This was a stirring moment from right at the beginning of Obama's remarks, when he reflected on the attempted murder of former Arizona representative Gabrielle Giffords in 2011. Giffords was in attendance at the press conference, and when Obama pointed out her presence, she was met with a heartfelt ovation from the assembled crowd.
2. "This room, right here, there are a lot of stories. And a lot of heartache. There's a lot of resilience, a lot of strength, but there's also a lot of pain. And this is just a small sample."
As Obama detailed, some 30,000 Americans each year lose their lives to gun violence — a positively staggering and depressing statistic. The United States leads the world in annual gun deaths by a wide, wide margin.
3. "We are the only country on Earth that sees mass violence erupt with this kind of frequency. It doesn't happen in other countries. It's not even close. And like I said, somehow, we become numb to it, and we start thinking that this is normal. And instead of thinking about how to solve the problem, this has become one of our most partisan, polarized debates."

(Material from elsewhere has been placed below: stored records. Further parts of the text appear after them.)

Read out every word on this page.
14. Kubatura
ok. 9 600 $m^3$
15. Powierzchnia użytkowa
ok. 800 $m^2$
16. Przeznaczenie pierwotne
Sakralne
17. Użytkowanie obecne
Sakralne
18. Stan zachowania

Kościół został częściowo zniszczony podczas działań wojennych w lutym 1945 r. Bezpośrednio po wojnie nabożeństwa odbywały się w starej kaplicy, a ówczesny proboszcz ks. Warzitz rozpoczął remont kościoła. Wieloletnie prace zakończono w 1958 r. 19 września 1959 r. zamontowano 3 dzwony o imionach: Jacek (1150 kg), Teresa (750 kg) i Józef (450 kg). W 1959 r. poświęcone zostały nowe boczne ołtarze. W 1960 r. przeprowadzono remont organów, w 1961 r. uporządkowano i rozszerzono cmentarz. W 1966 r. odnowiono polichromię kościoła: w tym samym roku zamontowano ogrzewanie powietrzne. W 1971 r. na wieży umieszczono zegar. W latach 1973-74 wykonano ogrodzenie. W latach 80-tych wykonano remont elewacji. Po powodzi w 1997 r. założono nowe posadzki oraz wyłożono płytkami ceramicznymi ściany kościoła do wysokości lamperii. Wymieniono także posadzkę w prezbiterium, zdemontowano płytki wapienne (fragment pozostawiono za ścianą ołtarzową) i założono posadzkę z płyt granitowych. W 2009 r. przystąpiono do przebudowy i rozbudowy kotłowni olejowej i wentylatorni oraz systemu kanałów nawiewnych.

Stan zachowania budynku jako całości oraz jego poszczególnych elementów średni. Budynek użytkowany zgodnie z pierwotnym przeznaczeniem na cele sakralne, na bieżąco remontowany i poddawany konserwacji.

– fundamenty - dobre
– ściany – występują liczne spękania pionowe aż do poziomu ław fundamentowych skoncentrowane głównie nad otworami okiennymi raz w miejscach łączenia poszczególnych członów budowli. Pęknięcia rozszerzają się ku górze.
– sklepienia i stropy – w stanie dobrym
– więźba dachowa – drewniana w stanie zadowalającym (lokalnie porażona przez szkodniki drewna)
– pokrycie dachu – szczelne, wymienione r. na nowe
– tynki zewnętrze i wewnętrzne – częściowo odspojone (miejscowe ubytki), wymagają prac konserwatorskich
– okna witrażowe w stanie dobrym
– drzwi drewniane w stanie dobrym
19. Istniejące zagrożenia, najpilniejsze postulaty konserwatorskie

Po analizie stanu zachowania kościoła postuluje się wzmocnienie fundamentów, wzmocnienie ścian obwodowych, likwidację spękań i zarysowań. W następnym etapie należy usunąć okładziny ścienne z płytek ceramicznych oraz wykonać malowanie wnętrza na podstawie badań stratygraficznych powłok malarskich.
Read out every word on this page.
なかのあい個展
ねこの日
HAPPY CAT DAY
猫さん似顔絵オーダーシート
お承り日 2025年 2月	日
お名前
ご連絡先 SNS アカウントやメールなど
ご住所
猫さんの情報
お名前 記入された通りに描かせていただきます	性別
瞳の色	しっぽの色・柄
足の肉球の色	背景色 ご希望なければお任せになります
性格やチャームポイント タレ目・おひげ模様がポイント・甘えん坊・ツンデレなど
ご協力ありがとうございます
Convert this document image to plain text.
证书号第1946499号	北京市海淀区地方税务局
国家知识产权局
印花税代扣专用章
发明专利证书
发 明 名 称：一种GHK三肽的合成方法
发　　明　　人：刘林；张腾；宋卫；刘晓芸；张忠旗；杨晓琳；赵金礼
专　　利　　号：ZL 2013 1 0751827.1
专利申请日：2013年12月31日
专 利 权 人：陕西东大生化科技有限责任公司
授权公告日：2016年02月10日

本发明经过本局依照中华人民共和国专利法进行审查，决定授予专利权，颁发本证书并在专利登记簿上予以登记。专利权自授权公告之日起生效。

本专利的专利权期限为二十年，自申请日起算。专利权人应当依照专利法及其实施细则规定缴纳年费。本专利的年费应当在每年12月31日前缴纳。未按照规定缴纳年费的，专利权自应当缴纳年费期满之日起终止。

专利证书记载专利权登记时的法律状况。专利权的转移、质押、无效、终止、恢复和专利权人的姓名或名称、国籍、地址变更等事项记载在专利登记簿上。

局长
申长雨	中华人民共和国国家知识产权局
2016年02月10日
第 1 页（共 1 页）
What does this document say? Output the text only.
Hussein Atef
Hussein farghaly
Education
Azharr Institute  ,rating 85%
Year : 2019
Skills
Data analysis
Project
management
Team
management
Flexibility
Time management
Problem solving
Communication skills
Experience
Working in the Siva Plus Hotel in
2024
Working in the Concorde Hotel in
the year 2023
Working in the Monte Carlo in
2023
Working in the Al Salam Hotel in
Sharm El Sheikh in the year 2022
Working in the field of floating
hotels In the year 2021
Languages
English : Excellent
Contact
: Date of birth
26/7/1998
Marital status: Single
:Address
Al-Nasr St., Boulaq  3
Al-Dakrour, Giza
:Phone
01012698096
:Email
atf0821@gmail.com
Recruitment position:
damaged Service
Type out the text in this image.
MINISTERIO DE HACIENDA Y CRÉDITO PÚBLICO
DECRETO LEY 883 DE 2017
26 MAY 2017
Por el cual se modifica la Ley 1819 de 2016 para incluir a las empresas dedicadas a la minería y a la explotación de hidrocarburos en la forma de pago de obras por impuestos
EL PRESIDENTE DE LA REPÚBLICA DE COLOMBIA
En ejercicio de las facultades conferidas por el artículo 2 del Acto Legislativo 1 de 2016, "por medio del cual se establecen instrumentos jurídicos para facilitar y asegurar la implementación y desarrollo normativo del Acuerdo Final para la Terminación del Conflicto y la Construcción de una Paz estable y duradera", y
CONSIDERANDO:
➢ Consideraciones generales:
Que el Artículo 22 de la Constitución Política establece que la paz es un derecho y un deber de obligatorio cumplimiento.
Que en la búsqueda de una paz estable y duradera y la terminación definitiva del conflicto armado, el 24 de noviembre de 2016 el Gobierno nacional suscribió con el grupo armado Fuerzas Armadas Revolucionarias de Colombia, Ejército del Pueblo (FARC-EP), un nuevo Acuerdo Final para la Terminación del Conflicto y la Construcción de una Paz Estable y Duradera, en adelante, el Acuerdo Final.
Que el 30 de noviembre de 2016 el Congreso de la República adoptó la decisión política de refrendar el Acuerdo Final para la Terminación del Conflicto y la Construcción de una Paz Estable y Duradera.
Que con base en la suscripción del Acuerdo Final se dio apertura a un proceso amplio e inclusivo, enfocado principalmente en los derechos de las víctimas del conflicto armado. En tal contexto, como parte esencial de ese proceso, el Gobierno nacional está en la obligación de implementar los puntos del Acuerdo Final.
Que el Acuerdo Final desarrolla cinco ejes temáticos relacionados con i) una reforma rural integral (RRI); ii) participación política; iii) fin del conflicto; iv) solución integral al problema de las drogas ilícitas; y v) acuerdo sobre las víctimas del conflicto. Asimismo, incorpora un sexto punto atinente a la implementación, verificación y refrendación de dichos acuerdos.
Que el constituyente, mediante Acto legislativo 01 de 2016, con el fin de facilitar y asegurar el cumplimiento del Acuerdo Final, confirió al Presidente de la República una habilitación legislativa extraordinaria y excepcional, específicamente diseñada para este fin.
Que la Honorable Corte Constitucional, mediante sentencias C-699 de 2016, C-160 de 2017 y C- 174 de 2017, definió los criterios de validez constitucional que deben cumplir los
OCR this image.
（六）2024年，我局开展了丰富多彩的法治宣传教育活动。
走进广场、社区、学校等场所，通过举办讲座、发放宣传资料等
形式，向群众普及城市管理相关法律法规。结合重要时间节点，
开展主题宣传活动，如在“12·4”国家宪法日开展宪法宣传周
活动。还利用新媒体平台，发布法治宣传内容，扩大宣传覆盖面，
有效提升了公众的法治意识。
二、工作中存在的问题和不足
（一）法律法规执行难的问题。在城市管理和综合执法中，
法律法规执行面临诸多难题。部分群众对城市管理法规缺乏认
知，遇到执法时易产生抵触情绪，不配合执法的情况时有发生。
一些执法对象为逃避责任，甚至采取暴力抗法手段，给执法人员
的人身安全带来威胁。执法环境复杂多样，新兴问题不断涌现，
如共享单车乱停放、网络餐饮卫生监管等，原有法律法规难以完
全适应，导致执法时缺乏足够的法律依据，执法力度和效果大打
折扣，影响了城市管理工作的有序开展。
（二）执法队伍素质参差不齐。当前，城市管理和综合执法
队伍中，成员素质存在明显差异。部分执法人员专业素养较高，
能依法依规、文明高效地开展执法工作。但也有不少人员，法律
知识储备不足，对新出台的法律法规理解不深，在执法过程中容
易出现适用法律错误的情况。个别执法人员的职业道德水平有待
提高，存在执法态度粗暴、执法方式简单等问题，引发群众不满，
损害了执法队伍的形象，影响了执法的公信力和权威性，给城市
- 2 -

If there's any commonality to every incident in which Obama has had to speak to the nation about gun control, it's the sound of fatigue, emotional drain, and quiet anger. But in that reaction, you see the numbness he's talking about ― the more these awful incidents happen, the less it feels like there are tangible ways to solve the problem. That's as much the thrust of Obama's early remarks as anything ― trying to shake off a sense of communal apathy, and rally support for what's actually a very popular policy proposal.
4. "Anybody in the business of selling firearms must get a license and perform background checks, or be subject to criminal prosecution. It doesn’t matter whether you’re doing it over the Internet or at a gun show. Doesn’t matter where you do it, but what you do."
This is the core aim of Obama's planned executive orders: to tighten or even close loopholes that allow private gun sellers and buyers to skirt the background check system.
5. "We’re working with advocates to protect victims of domestic abuse from gun violence, when too often, people are not getting the protection that they need."
The president didn't limit his remarks to any one particular form of gun violence. His speech wasn't just about mass shootings, but also the myriad other ways that guns impact people's lives.
6. "We’re gonna do more to help those suffering from mental illness get the help that they need. So high-profile mass shootings tend to shine a light on those few mentally unstable people who inflict harm on others, but the truth is that nearly two in three gun deaths are suicides. So a lot of our work is to prevent people from hurting themselves."
Obama's figure is spot-on here. By far, the biggest cause of gun deaths in the United States is suicide. It's a staggering public health crisis that needs a lot more attention in the conversation than it often gets.
7. "Second Amendment rights are important, but there are other rights that we care about as well, and we have to balance them. Because our right to worship freely and safely ― that right was denied to Christians in Charleston, South Carolina. And that was denied Jews in Kansas City. And that was denied Muslims in Chapel Hill, and Sikhs in Oak Creek. They have rights too."
Obama's shout-out to free, safe religious worship may have been aimed at more conservative circles ― invoking the importance of religious freedom and all that ― as well as progressive ones. He's highlighting high-profile attacks against a number of marginalized, targeted groups.
8. "First-graders. And from every family who could never imagine that their loved ones would be taken by a bullet from a gun. Every time I think about those kids, it gets me mad. And by the way, it happens on the streets of Chicago every day."
This was undoubtedly the most emotional line of the speech. Obama visibly wiped away some tears as he spoke about the countless children who've lost their lives through gun violence in recent years, from Newtown, Connecticut to the streets of his hometown of Chicago.